Fortunately, this is something we can do today. It’s already happening in Copenhagen. And implementing the most advanced technology-enabled waste management is already saving that city at least an estimated €1 million per year.
This spring, that technology will be coming to San Francisco. A highly successful pilot project in 2018 involving 48 “smart” trash bins strategically placed throughout San Francisco virtually eliminated “overflow” complaints from the public. It also produced an 80% drop in the number of overflowing bins serviced, a 64% drop in illegal dumping and a 66% reduction in street cleaning.
This new citywide initiative will build on the pilot’s success on a much larger scale, encompassing 1,000 bins along many of the City’s most active commercial corridors and thereby increasing its potential twentyfold.
These measurable improvements to waste management are enabled by tiny, optical, Internet-connected sensors developed by Nordsense that can be discreetly installed in trash cans to help cities monitor bin activity – including fullness, temperature and fill rates. The sensors monitor 16 reference points within each individual container, continually gathering data and generating a “topology” of waste for individual containers. The sensors tell us when a bin is nearly full, detect protruding objects and static zones, and help filter out false positives that may signal more waste than is actually present.

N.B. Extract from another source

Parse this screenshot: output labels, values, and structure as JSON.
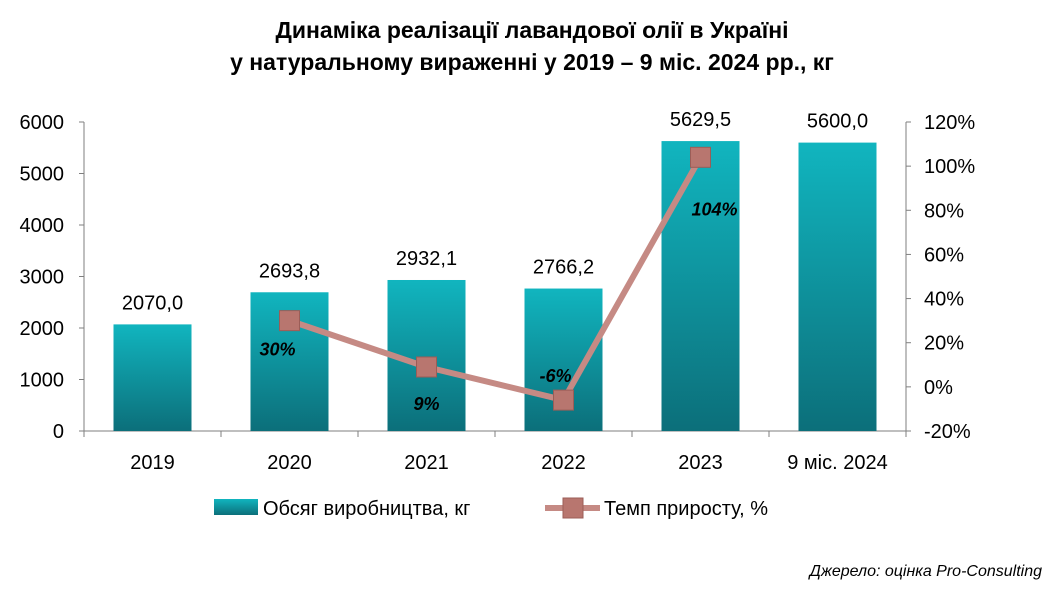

The result? Ordinary trash bins are transformed into “smart” bins. Data from the sensors tells us where and when to service bins, when bins will likely need servicing again, and how to most efficiently route collection trucks on dynamic routes that change from day to day and hour to hour based on actual conditions on the city streets.
Drivers of collection vehicles use a mobile application to receive optimized routing with spoken directions and are notified of route changes during a trip. For instance, if a trash bin in the area suddenly becomes full, the bin can be added to the nearest vehicle’s route. As the body of sensor-collected data grows, the city will be able to make accurate predictions about waste generation patterns and respond rapidly to changing conditions in specific areas. As a result, the city will be cleaner, and the use of waste collection resources will be much more efficient.
Finally, waste management will be smart — not wasteful.